The Centers for Medicare & Medicaid Services (CMS) is taking further steps to cure lack of interoperability within the health care system, an issue that has long plagued the home health industry.
On Monday, CMS released proposed rules that require many providers and insurers to adopt a secure, standard format for electronic patient data by 2020. The goal of the technology is to allow information to easily move from plan to plan. The changes would also strengthen patients’ access to their health information and reduce certain burdens such as tedious data entry for providers.
Interoperability refers to the capability of computer systems or software to securely exchange and use information.
Currently, patient data often lives in silos, making it difficult for organizations such as home care and hospice providers to coordinate care.
Because different health care providers often use different communications systems, patient information is typically exchanged manually via fax, leaving room for human error during tedious and time-consuming data entry, according to a 2018 report by the National Association for Home Care & Hospice (NAHC).
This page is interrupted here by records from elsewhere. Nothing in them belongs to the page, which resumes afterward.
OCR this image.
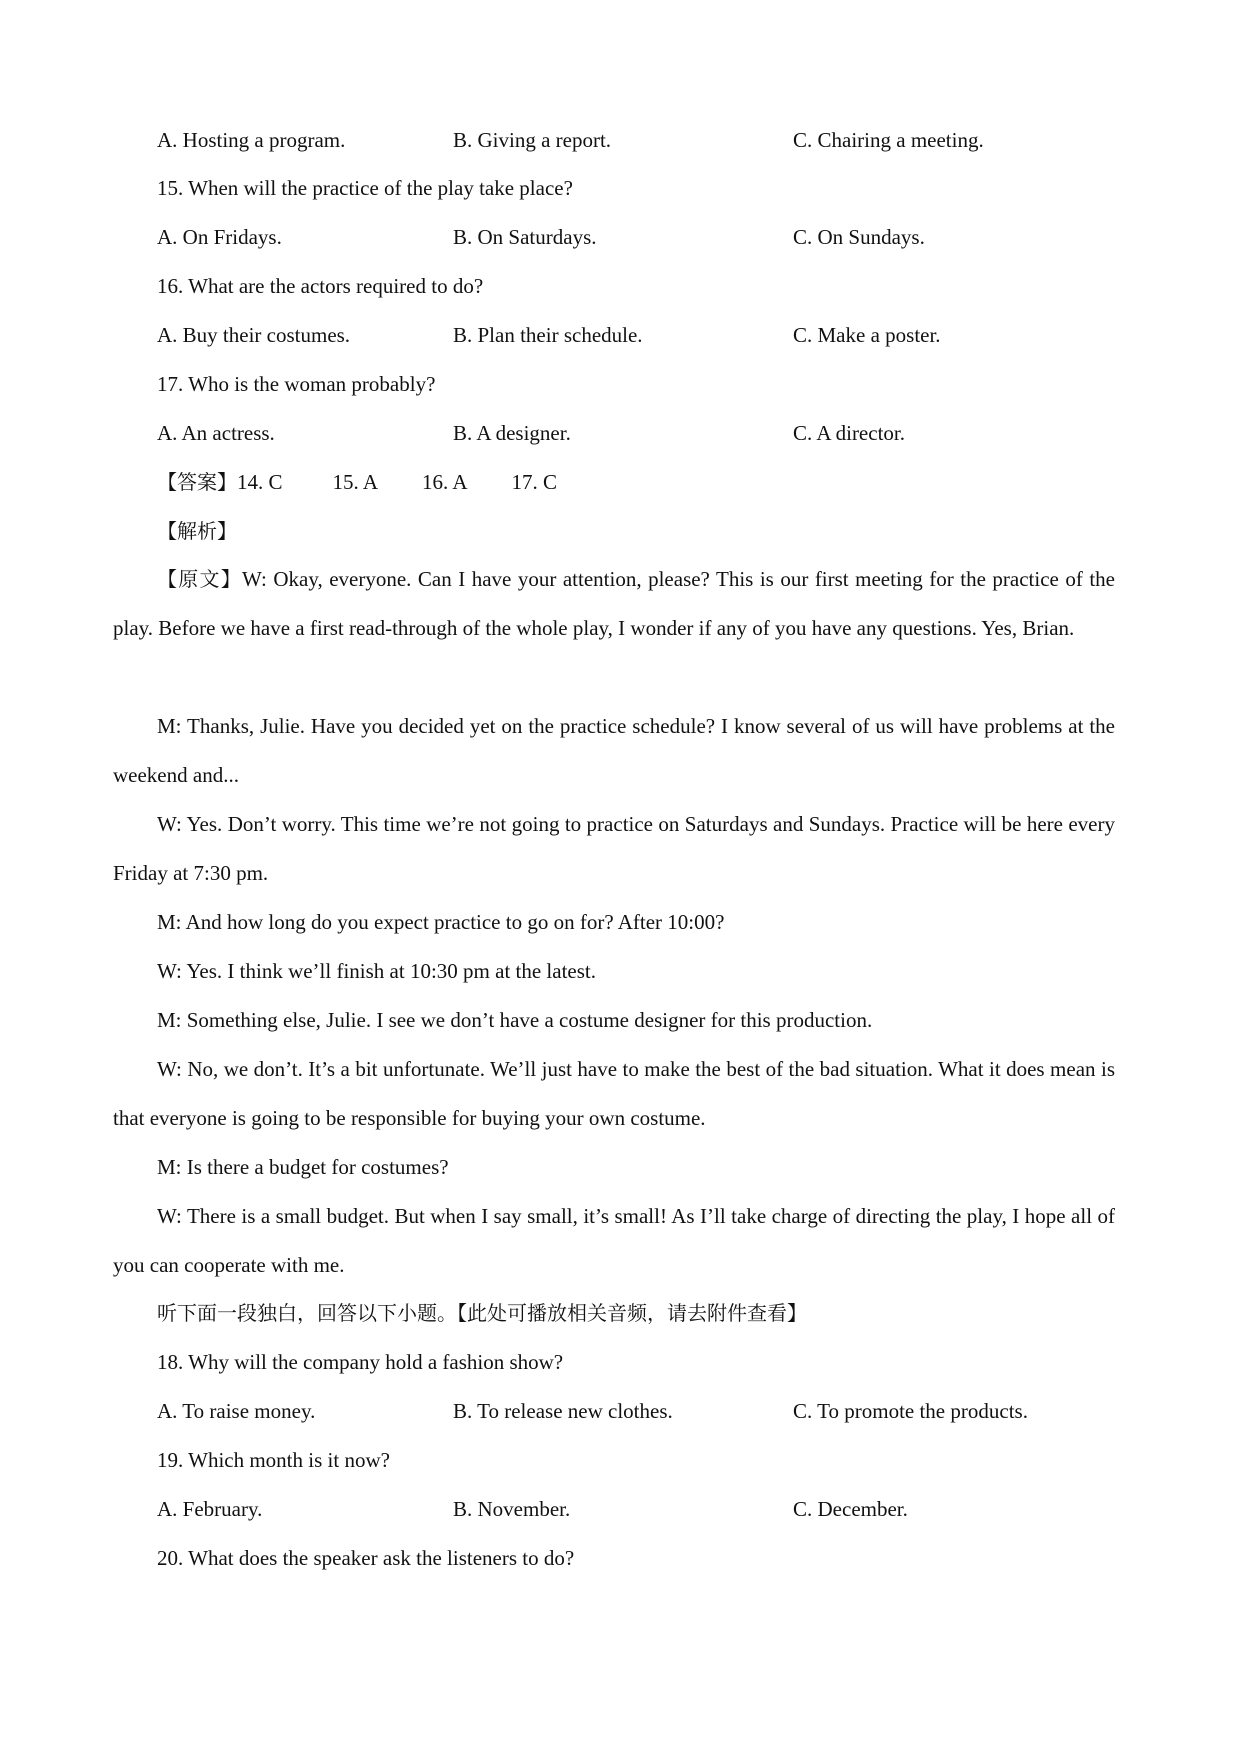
A. Hosting a program.	B. Giving a report.	C. Chairing a meeting.
15. When will the practice of the play take place?
A. On Fridays.	B. On Saturdays.	C. On Sundays.
16. What are the actors required to do?
A. Buy their costumes.	B. Plan their schedule.	C. Make a poster.
17. Who is the woman probably?
A. An actress.	B. A designer.	C. A director.
【答案】14. C 15. A 16. A 17. C
【解析】
【原文】W: Okay, everyone. Can I have your attention, please? This is our first meeting for the practice of the play. Before we have a first read-through of the whole play, I wonder if any of you have any questions. Yes, Brian.
M: Thanks, Julie. Have you decided yet on the practice schedule? I know several of us will have problems at the weekend and...
W: Yes. Don’t worry. This time we’re not going to practice on Saturdays and Sundays. Practice will be here every Friday at 7:30 pm.
M: And how long do you expect practice to go on for? After 10:00?
W: Yes. I think we’ll finish at 10:30 pm at the latest.
M: Something else, Julie. I see we don’t have a costume designer for this production.
W: No, we don’t. It’s a bit unfortunate. We’ll just have to make the best of the bad situation. What it does mean is that everyone is going to be responsible for buying your own costume.
M: Is there a budget for costumes?
W: There is a small budget. But when I say small, it’s small! As I’ll take charge of directing the play, I hope all of you can cooperate with me.
听下面一段独白，回答以下小题。【此处可播放相关音频，请去附件查看】
18. Why will the company hold a fashion show?
A. To raise money.	B. To release new clothes.	C. To promote the products.
19. Which month is it now?
A. February.	B. November.	C. December.
20. What does the speaker ask the listeners to do?
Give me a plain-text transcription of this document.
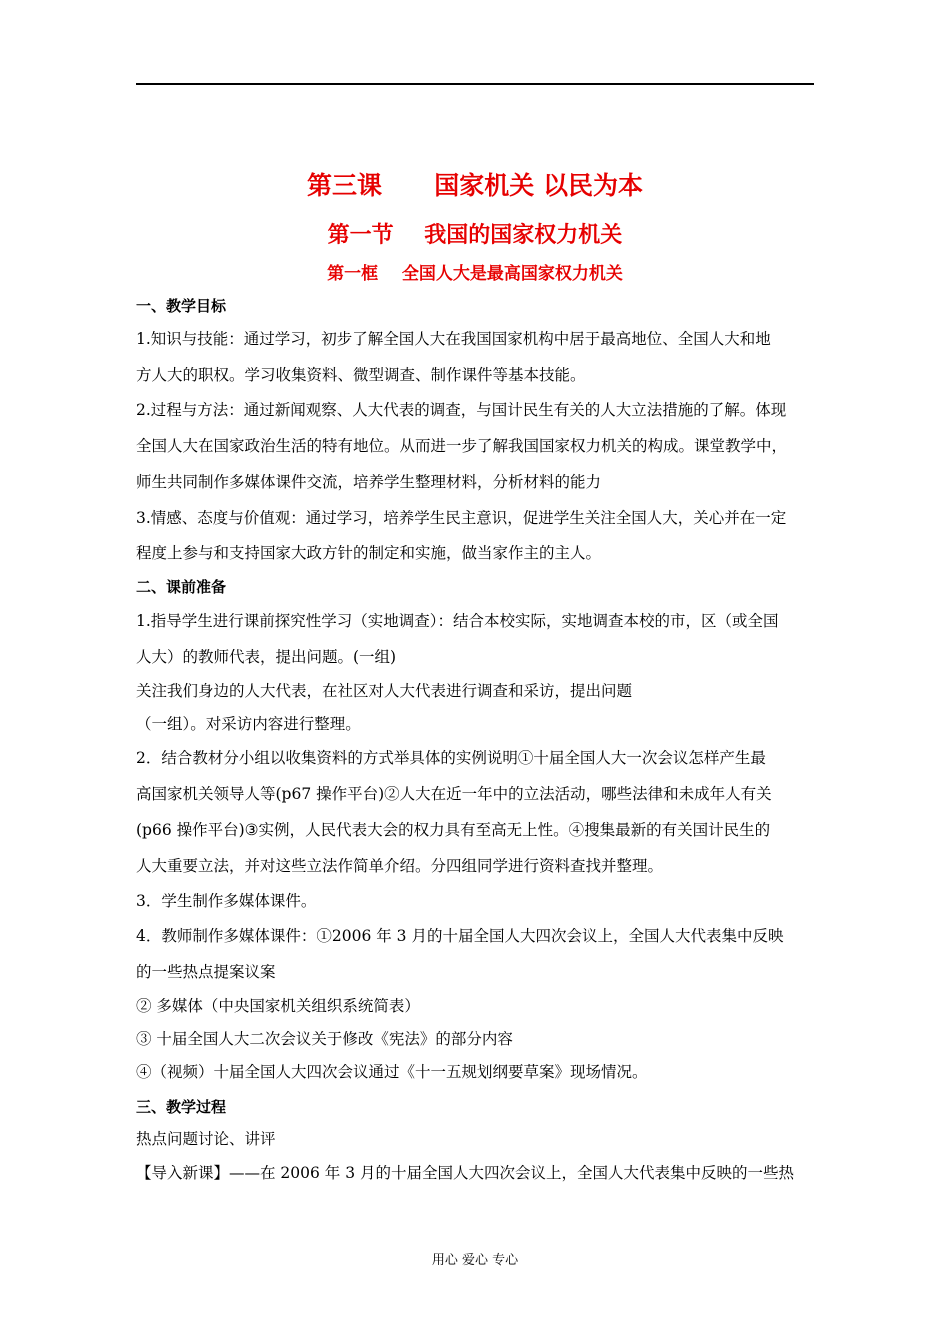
第三课      国家机关 以民为本
第一节    我国的国家权力机关
第一框    全国人大是最高国家权力机关
一、教学目标
1.知识与技能：通过学习，初步了解全国人大在我国国家机构中居于最高地位、全国人大和地
方人大的职权。学习收集资料、微型调查、制作课件等基本技能。
2.过程与方法：通过新闻观察、人大代表的调查，与国计民生有关的人大立法措施的了解。体现
全国人大在国家政治生活的特有地位。从而进一步了解我国国家权力机关的构成。课堂教学中，
师生共同制作多媒体课件交流，培养学生整理材料，分析材料的能力
3.情感、态度与价值观：通过学习，培养学生民主意识，促进学生关注全国人大，关心并在一定
程度上参与和支持国家大政方针的制定和实施，做当家作主的主人。
二、课前准备
1.指导学生进行课前探究性学习（实地调查）：结合本校实际，实地调查本校的市，区（或全国
人大）的教师代表，提出问题。(一组)
关注我们身边的人大代表，在社区对人大代表进行调查和采访，提出问题
（一组）。对采访内容进行整理。
2．结合教材分小组以收集资料的方式举具体的实例说明①十届全国人大一次会议怎样产生最
高国家机关领导人等(p67 操作平台)②人大在近一年中的立法活动，哪些法律和未成年人有关
(p66 操作平台)③实例，人民代表大会的权力具有至高无上性。④搜集最新的有关国计民生的
人大重要立法，并对这些立法作简单介绍。分四组同学进行资料查找并整理。
3．学生制作多媒体课件。
4．教师制作多媒体课件：①2006 年 3 月的十届全国人大四次会议上，全国人大代表集中反映
的一些热点提案议案
② 多媒体（中央国家机关组织系统简表）
③ 十届全国人大二次会议关于修改《宪法》的部分内容
④（视频）十届全国人大四次会议通过《十一五规划纲要草案》现场情况。
三、教学过程
热点问题讨论、讲评
【导入新课】——在 2006 年 3 月的十届全国人大四次会议上，全国人大代表集中反映的一些热
用心 爱心 专心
The goals of CMS’s newly proposed rules are to make such issues a thing of the past, while also increasing patients’ access to their health data — two initiatives outlined last year in CMS’s MyHealthEData initiative.
“For far too long, electronic health information has been stuck in silos and inaccessible for health care consumers,” CMS Administrator Seema Verma said in a statement. “Our proposals help break down existing barriers to important data exchange needed to empower patients by giving them access to their health data. Touching all aspects of health care, from patients to providers to payers and researchers, our work leverages identified technology and standards to spark new opportunities for industry and researchers while improving health care quality for all Americans.”
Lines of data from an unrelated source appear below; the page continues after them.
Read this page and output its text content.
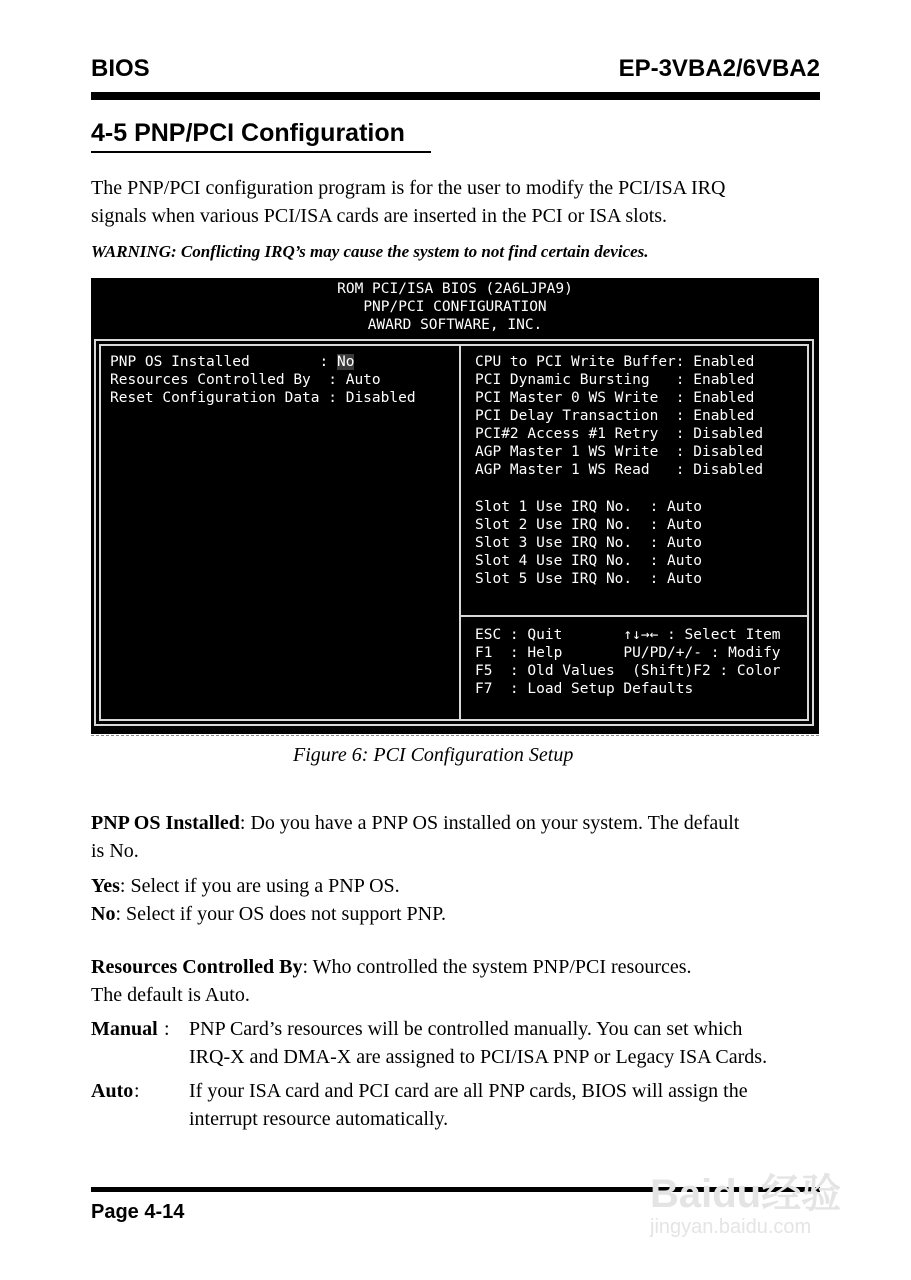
BIOS	EP-3VBA2/6VBA2
4-5 PNP/PCI Configuration
The PNP/PCI configuration program is for the user to modify the PCI/ISA IRQ
signals when various PCI/ISA cards are inserted in the PCI or ISA slots.
WARNING: Conflicting IRQ’s may cause the system to not find certain devices.
ROM PCI/ISA BIOS (2A6LJPA9)
PNP/PCI CONFIGURATION
AWARD SOFTWARE, INC.
PNP OS Installed        : No
Resources Controlled By  : Auto
Reset Configuration Data : Disabled
CPU to PCI Write Buffer: Enabled
PCI Dynamic Bursting   : Enabled
PCI Master 0 WS Write  : Enabled
PCI Delay Transaction  : Enabled
PCI#2 Access #1 Retry  : Disabled
AGP Master 1 WS Write  : Disabled
AGP Master 1 WS Read   : Disabled
Slot 1 Use IRQ No.  : Auto
Slot 2 Use IRQ No.  : Auto
Slot 3 Use IRQ No.  : Auto
Slot 4 Use IRQ No.  : Auto
Slot 5 Use IRQ No.  : Auto
ESC : Quit       ↑↓→← : Select Item
F1  : Help       PU/PD/+/- : Modify
F5  : Old Values  (Shift)F2 : Color
F7  : Load Setup Defaults
Figure 6: PCI Configuration Setup
PNP OS Installed: Do you have a PNP OS installed on your system. The default
is No.
Yes: Select if you are using a PNP OS.
No: Select if your OS does not support PNP.
Resources Controlled By: Who controlled the system PNP/PCI resources.
The default is Auto.
Manual : PNP Card’s resources will be controlled manually. You can set which
IRQ-X and DMA-X are assigned to PCI/ISA PNP or Legacy ISA Cards.
Auto : If your ISA card and PCI card are all PNP cards, BIOS will assign the
interrupt resource automatically.
Page 4-14	Baidu经验
jingyan.baidu.com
Among the changes, CMS’s proposed rules would require Medicare Advantage (MA) organizations, Medicaid managed care plans, children’s health insurance program managed care entities and qualified health plan issuers in federally-facilitated exchanges to make personal health information available to patients through third-party applications and developers.
At the same time, CMS is looking to further support the electronic exchange of data for care transitions as patients move between these plan types. Specifically, CMS is proposing to make their provider networks available to enrollees and prospective enrollees through application programming interface technology.
Furthermore, CMS has proposed making the names of providers who block information or fail to update digital contact information publicly available, in addition to requiring states to exchange information on beneficiaries that are dually eligible for Medicare and Medicaid more often and requiring participating hospitals to send electronic notifications when patients are admitted, discharged or transferred.
In 2017, an Office of the National Coordinator for Health Information Technology (ONC) survey found that about 78% of home health agencies adopted electronic health record (EHR) technology. About 66% of skilled nursing facilities (SNFs) implemented EHRs. In general, integration of received information continued to lag behind for both HHAs (36%) and SNFs (18%), according to CMS.
CMS is asking providers to send them feedback on how to best promote interoperability and reduce burden when it comes to health IT, accepting comment until early April.